Gli autori dello studio australiano che ha misurato le poppate una per una chiudono il lavoro con una frase che vale la pena tradurre per intero: i bambini allattati al seno andrebbero incoraggiati a poppare a richiesta, giorno e notte, invece di adeguarsi a una media che potrebbe non andare bene per quella coppia mamma-bambino.

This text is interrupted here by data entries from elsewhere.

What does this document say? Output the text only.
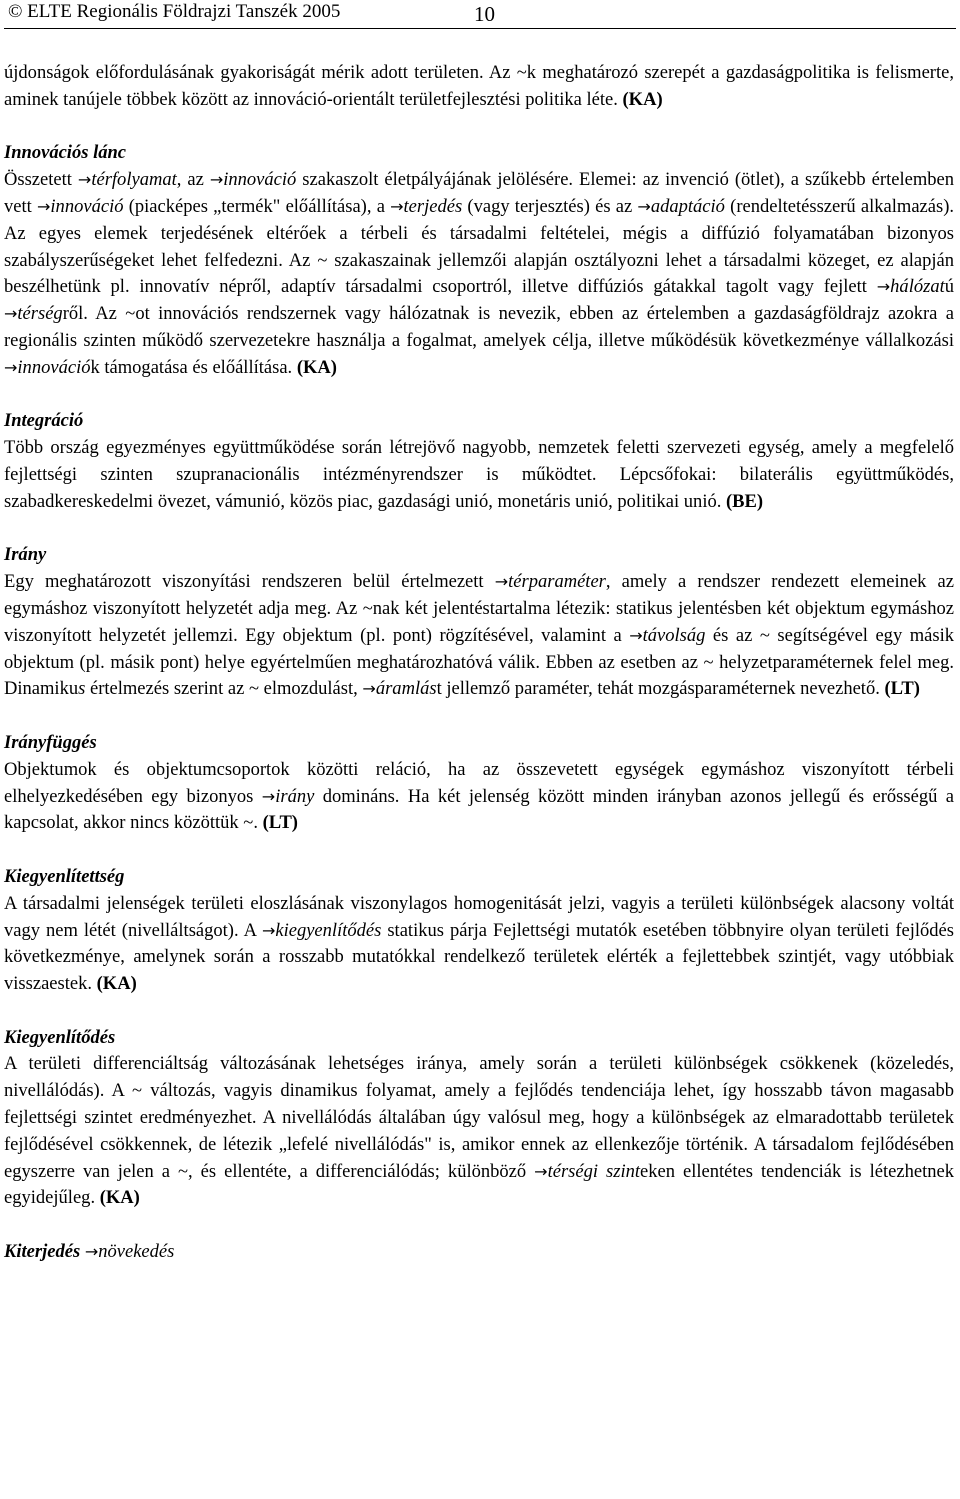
© ELTE Regionális Földrajzi Tanszék 2005	10

újdonságok előfordulásának gyakoriságát mérik adott területen. Az ~k meghatározó szerepét a gazdaságpolitika is felismerte, aminek tanújele többek között az innováció-orientált területfejlesztési politika léte. (KA)

Innovációs lánc

Összetett →térfolyamat, az →innováció szakaszolt életpályájának jelölésére. Elemei: az invenció (ötlet), a szűkebb értelemben vett →innováció (piacképes „termék" előállítása), a →terjedés (vagy terjesztés) és az →adaptáció (rendeltetésszerű alkalmazás). Az egyes elemek terjedésének eltérőek a térbeli és társadalmi feltételei, mégis a diffúzió folyamatában bizonyos szabályszerűségeket lehet felfedezni. Az ~ szakaszainak jellemzői alapján osztályozni lehet a társadalmi közeget, ez alapján beszélhetünk pl. innovatív népről, adaptív társadalmi csoportról, illetve diffúziós gátakkal tagolt vagy fejlett →hálózatú →térségről. Az ~ot innovációs rendszernek vagy hálózatnak is nevezik, ebben az értelemben a gazdaságföldrajz azokra a regionális szinten működő szervezetekre használja a fogalmat, amelyek célja, illetve működésük következménye vállalkozási →innovációk támogatása és előállítása. (KA)

Integráció

Több ország egyezményes együttműködése során létrejövő nagyobb, nemzetek feletti szervezeti egység, amely a megfelelő fejlettségi szinten szupranacionális intézményrendszer is működtet. Lépcsőfokai: bilaterális együttműködés, szabadkereskedelmi övezet, vámunió, közös piac, gazdasági unió, monetáris unió, politikai unió. (BE)

Irány

Egy meghatározott viszonyítási rendszeren belül értelmezett →térparaméter, amely a rendszer rendezett elemeinek az egymáshoz viszonyított helyzetét adja meg. Az ~nak két jelentéstartalma létezik: statikus jelentésben két objektum egymáshoz viszonyított helyzetét jellemzi. Egy objektum (pl. pont) rögzítésével, valamint a →távolság és az ~ segítségével egy másik objektum (pl. másik pont) helye egyértelműen meghatározhatóvá válik. Ebben az esetben az ~ helyzetparaméternek felel meg. Dinamikus értelmezés szerint az ~ elmozdulást, →áramlást jellemző paraméter, tehát mozgásparaméternek nevezhető. (LT)

Irányfüggés

Objektumok és objektumcsoportok közötti reláció, ha az összevetett egységek egymáshoz viszonyított térbeli elhelyezkedésében egy bizonyos →irány domináns. Ha két jelenség között minden irányban azonos jellegű és erősségű a kapcsolat, akkor nincs közöttük ~. (LT)

Kiegyenlítettség

A társadalmi jelenségek területi eloszlásának viszonylagos homogenitását jelzi, vagyis a területi különbségek alacsony voltát vagy nem létét (nivelláltságot). A →kiegyenlítődés statikus párja Fejlettségi mutatók esetében többnyire olyan területi fejlődés következménye, amelynek során a rosszabb mutatókkal rendelkező területek elérték a fejlettebbek szintjét, vagy utóbbiak visszaestek. (KA)

Kiegyenlítődés

A területi differenciáltság változásának lehetséges iránya, amely során a területi különbségek csökkenek (közeledés, nivellálódás). A ~ változás, vagyis dinamikus folyamat, amely a fejlődés tendenciája lehet, így hosszabb távon magasabb fejlettségi szintet eredményezhet. A nivellálódás általában úgy valósul meg, hogy a különbségek az elmaradottabb területek fejlődésével csökkennek, de létezik „lefelé nivellálódás" is, amikor ennek az ellenkezője történik. A társadalom fejlődésében egyszerre van jelen a ~, és ellentéte, a differenciálódás; különböző →térségi szinteken ellentétes tendenciák is létezhetnek egyidejűleg. (KA)

Kiterjedés →növekedés
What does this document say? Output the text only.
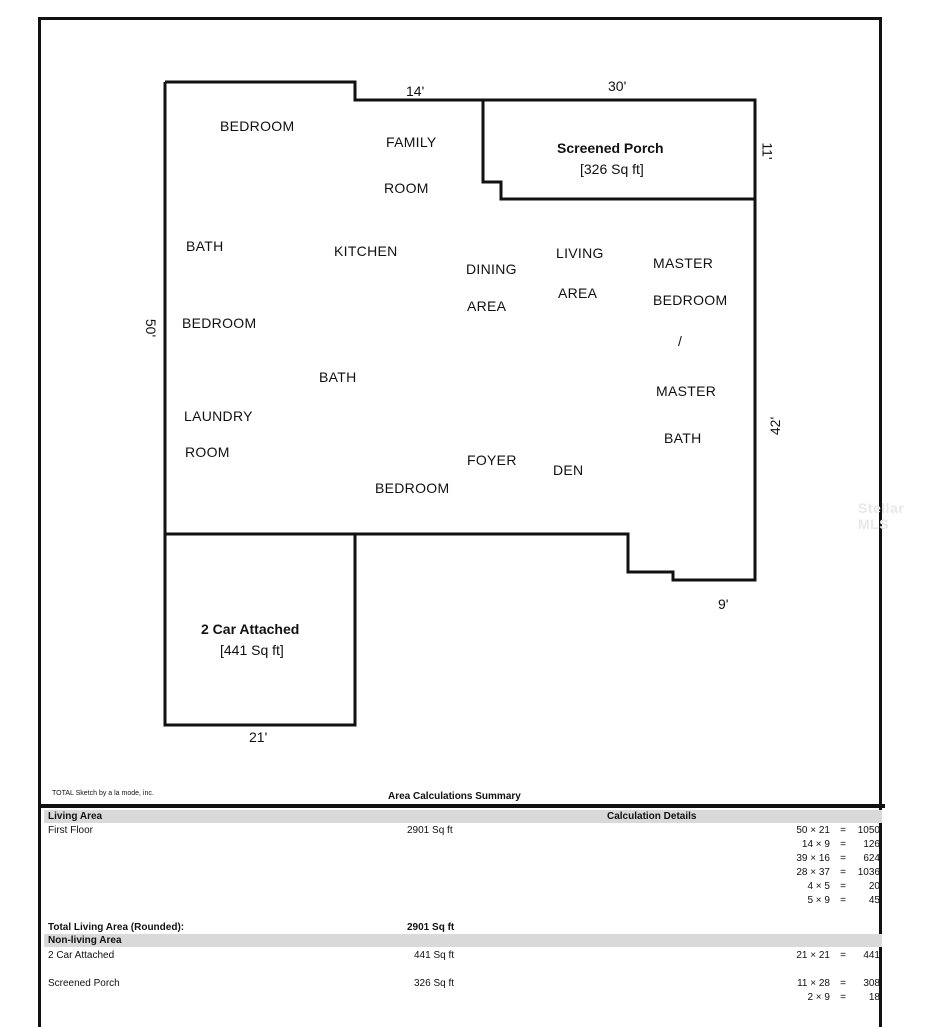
BEDROOM
FAMILY
ROOM
BATH	KITCHEN
DINING
AREA
LIVING
AREA
MASTER
BEDROOM
/
MASTER
BATH
BEDROOM
BATH
LAUNDRY
ROOM	FOYER
DEN
BEDROOM
14'	30'
11'
50'
42'
9'
21'
Screened Porch
[326 Sq ft]
2 Car Attached
[441 Sq ft]
Stellar MLS
TOTAL Sketch by a la mode, inc.	Area Calculations Summary
Living Area	Calculation Details
First Floor	2901 Sq ft	50 × 21 = 1050
14 × 9 = 126
39 × 16 = 624
28 × 37 = 1036
4 × 5 = 20
5 × 9 = 45
Total Living Area (Rounded):	2901 Sq ft
Non-living Area
2 Car Attached	441 Sq ft	21 × 21 = 441
Screened Porch	326 Sq ft	11 × 28 = 308
2 × 9 = 18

I primi giorni sono un capitolo a parte

Nella prima settimana il seno non produce ancora latte maturo, produce colostro, e le quantità sono piccole per progetto. Il protocollo dell’Academy of Breastfeeding Medicine sull’integrazione raccoglie i valori medi misurati nei neonati a termine sani allattati al seno:

MomentoColostro assunto per poppata
Prime 24 ore2-10 ml
Fra 24 e 48 ore5-15 ml
Fra 48 e 72 ore15-30 ml
Fra 72 e 96 ore30-60 ml

Due millilitri sono meno di mezzo cucchiaino. Se in quei giorni hai la sensazione che non stia prendendo niente, il metro di paragone è questa tabella, non il biberon da 90 ml del figlio di un’amica.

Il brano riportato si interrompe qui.